# cerros



## bichitomireia

¿Existe alguna palabra en italiano equivalente al "cerro"? Creo que colle o collina, pero cerro da la idea de aridez, que no transmiten los términos que yo conozco... "El sol echaba sus últimos resplandores sobre los cerros desnudos, arenosos, a los que daba un color cobrizo y de oro pálido"


----------



## irene.acler

Mi diccionario (Tam) pone "colle/collina" como has dicho tú.
"Cerro" es una palabra nueva para mí, por lo tanto no sé cómo ayudarte..


----------



## bichitomireia

Sarebbe un colle spoglio di vegetazzione, ma non riesco a trovare il termine giusto :O(


----------



## irene.acler

bichitomireia said:


> Sarebbe un colle spoglio di vegetazzione, ma non riesco a trovare il termine giusto :O(


 
 
Mmm, no sé, de verdad..esperamos a alguien que sepa algo más!


----------



## JOSE FERNANDEZ ORTIZ

Cerro ... vol dire piccolo monte, un piccolo colle.
In spagnolo si usa anche "monte/s"


----------



## irene.acler

JOSE FERNANDEZ ORTIZ said:


> Cerro ... vuol dire piccolo monte, un piccolo colle.
> In spagnolo si usa anche "monte/s"


 
Mm, entiendo..pero por ahora en italiano no se me ocurre nada más que "colle" o "collina".


----------



## Silvia10975

Un'altra parola che traduce "cerro" è "poggio". Ovvero "...sopra i poggi brulli...". Ci sarebbe anche "pendio" non so se il contesto è adatto.
Buon lunedì a tutto il forum!
Silvia.


----------



## irene.acler

Poggio..non ci avevo pensato! Ma i "poggi" sono aridi o hanno vegetazione??


----------



## Silvia10975

Mah, dipende dall'aggettivo che gli metti vicino 
Ovvero... non credo che esista (o meglio, non lo conosco) l'esatto sinonimo di "cerro" che renda in un'unica parola l'intero concetto di colle spoglio.


----------



## irene.acler

Capito! Era solo una curiosità, muchas gracias!!


----------



## bichitomireia

grazie a tutti, non ho potuto rispondere prima


----------



## reys

bichitomireia said:


> Sarebbe un colle spoglio di vegetazzione, ma non riesco a trovare il termine giusto :O(





irene.acler said:


> Poggio..non ci avevo pensato! Ma i "poggi" sono aridi o hanno vegetazione??





s10975 said:


> Mah, dipende dall'aggettivo che gli metti vicino
> Ovvero... non credo che esista (o meglio, non lo conosco) l'esatto sinonimo di "cerro" che renda in un'unica parola l'intero concetto di colle spoglio.

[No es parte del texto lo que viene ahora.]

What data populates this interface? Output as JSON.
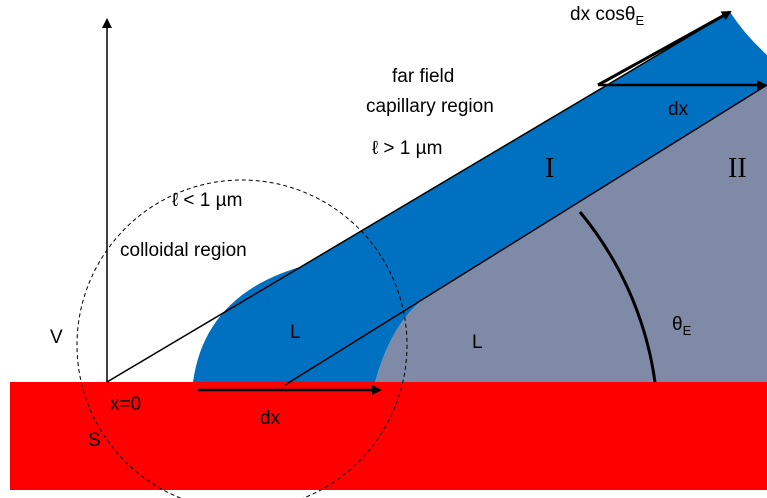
{
  "labels": {
    "top_arrow": {
      "text": "dx cosθ",
      "sub": "E"
    },
    "far_field": "far field",
    "capillary_region": "capillary region",
    "ell_gt": "ℓ > 1 µm",
    "region_one": "I",
    "region_two": "II",
    "ell_lt": "ℓ < 1 µm",
    "colloidal_region": "colloidal region",
    "dx_top": "dx",
    "vapor": "V",
    "liquid_left": "L",
    "liquid_right": "L",
    "angle": {
      "text": "θ",
      "sub": "E"
    },
    "origin": "x=0",
    "dx_bottom": "dx",
    "solid": "S"
  }
}
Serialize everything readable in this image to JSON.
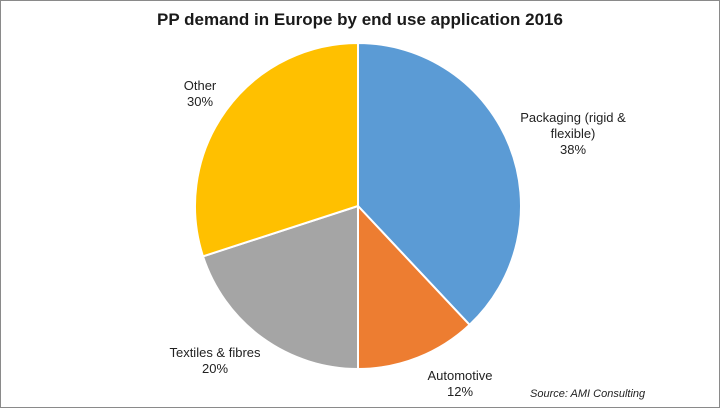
{
  "chart_data": {
    "type": "pie",
    "title": "PP demand in Europe by end use application 2016",
    "slices": [
      {
        "label": "Packaging (rigid & flexible)",
        "label_line1": "Packaging (rigid &",
        "label_line2": "flexible)",
        "value": 38,
        "display": "38%",
        "color": "#5b9bd5"
      },
      {
        "label": "Automotive",
        "label_line1": "Automotive",
        "label_line2": "",
        "value": 12,
        "display": "12%",
        "color": "#ed7d31"
      },
      {
        "label": "Textiles & fibres",
        "label_line1": "Textiles & fibres",
        "label_line2": "",
        "value": 20,
        "display": "20%",
        "color": "#a5a5a5"
      },
      {
        "label": "Other",
        "label_line1": "Other",
        "label_line2": "",
        "value": 30,
        "display": "30%",
        "color": "#ffc000"
      }
    ],
    "start_angle": "12 o'clock",
    "direction": "clockwise",
    "legend": "none",
    "source": "Source: AMI Consulting"
  }
}
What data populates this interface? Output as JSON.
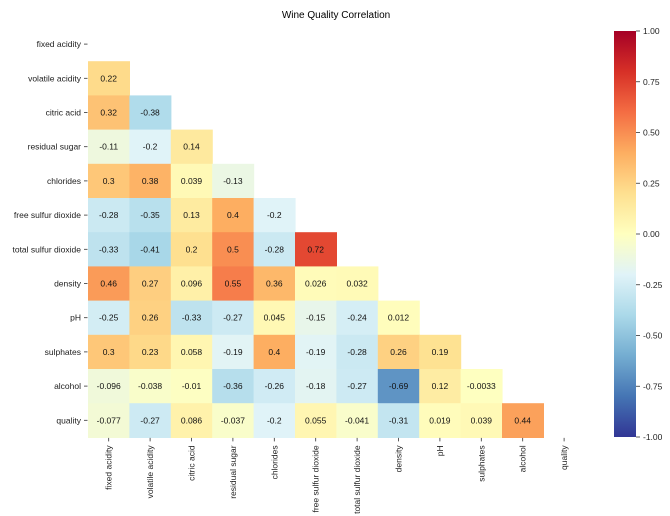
{
  "chart_data": {
    "type": "heatmap",
    "title": "Wine Quality Correlation",
    "xlabel": "",
    "ylabel": "",
    "labels": [
      "fixed acidity",
      "volatile acidity",
      "citric acid",
      "residual sugar",
      "chlorides",
      "free sulfur dioxide",
      "total sulfur dioxide",
      "density",
      "pH",
      "sulphates",
      "alcohol",
      "quality"
    ],
    "mask": "upper triangle including diagonal",
    "matrix": [
      [
        null,
        null,
        null,
        null,
        null,
        null,
        null,
        null,
        null,
        null,
        null,
        null
      ],
      [
        "0.22",
        null,
        null,
        null,
        null,
        null,
        null,
        null,
        null,
        null,
        null,
        null
      ],
      [
        "0.32",
        "-0.38",
        null,
        null,
        null,
        null,
        null,
        null,
        null,
        null,
        null,
        null
      ],
      [
        "-0.11",
        "-0.2",
        "0.14",
        null,
        null,
        null,
        null,
        null,
        null,
        null,
        null,
        null
      ],
      [
        "0.3",
        "0.38",
        "0.039",
        "-0.13",
        null,
        null,
        null,
        null,
        null,
        null,
        null,
        null
      ],
      [
        "-0.28",
        "-0.35",
        "0.13",
        "0.4",
        "-0.2",
        null,
        null,
        null,
        null,
        null,
        null,
        null
      ],
      [
        "-0.33",
        "-0.41",
        "0.2",
        "0.5",
        "-0.28",
        "0.72",
        null,
        null,
        null,
        null,
        null,
        null
      ],
      [
        "0.46",
        "0.27",
        "0.096",
        "0.55",
        "0.36",
        "0.026",
        "0.032",
        null,
        null,
        null,
        null,
        null
      ],
      [
        "-0.25",
        "0.26",
        "-0.33",
        "-0.27",
        "0.045",
        "-0.15",
        "-0.24",
        "0.012",
        null,
        null,
        null,
        null
      ],
      [
        "0.3",
        "0.23",
        "0.058",
        "-0.19",
        "0.4",
        "-0.19",
        "-0.28",
        "0.26",
        "0.19",
        null,
        null,
        null
      ],
      [
        "-0.096",
        "-0.038",
        "-0.01",
        "-0.36",
        "-0.26",
        "-0.18",
        "-0.27",
        "-0.69",
        "0.12",
        "-0.0033",
        null,
        null
      ],
      [
        "-0.077",
        "-0.27",
        "0.086",
        "-0.037",
        "-0.2",
        "0.055",
        "-0.041",
        "-0.31",
        "0.019",
        "0.039",
        "0.44",
        null
      ]
    ],
    "colorbar": {
      "colormap": "RdYlBu_r",
      "range": [
        -1,
        1
      ],
      "ticks": [
        "1.00",
        "0.75",
        "0.50",
        "0.25",
        "0.00",
        "-0.25",
        "-0.50",
        "-0.75",
        "-1.00"
      ]
    },
    "grid": false
  }
}
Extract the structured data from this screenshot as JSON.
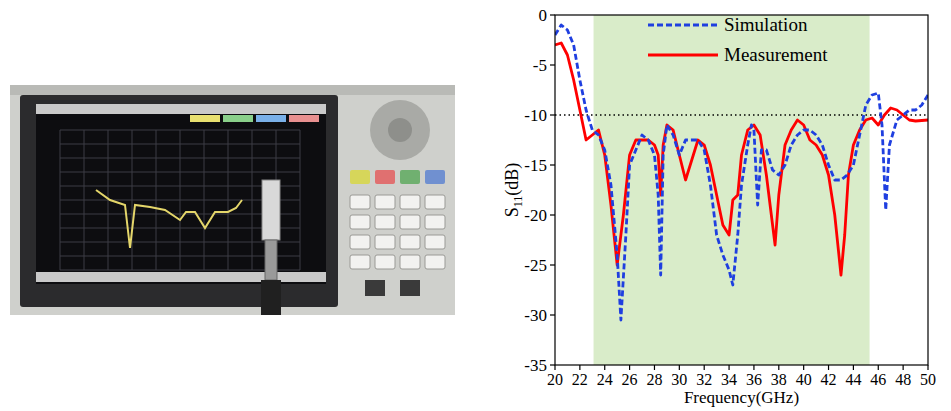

Ciao!! I "cerros" possono essere aridi o con vegetazione. Dipende della sua ubicazione geografica. Secondo la RAE, sono qualunque altezza da terra isolata, ma più bassa da una montagna, senza precisare la sua vegetazione.

Saluti!


----------



## irene.acler

reys said:


> Ciao!! I "cerros" possono essere aridi o con vegetazione. Dipende dalla loro ubicazione geografica. Secondo la RAE, sono qualunque altezza da terra isolata, ma più bassa di una montagna, senza precisare la sua vegetazione.
> 
> Saluti!


 
Gracias por la explicación y el enlace.
Espero que no te moleste si te he hecho algunas correcciones.


----------



## reys

irene.acler said:


> Gracias por la explicación y el enlace.
> Espero que no te moleste si te he hecho algunas correcciones.



Al contrario, Irene! Ti ringrazio molto! 

Saluti!


----------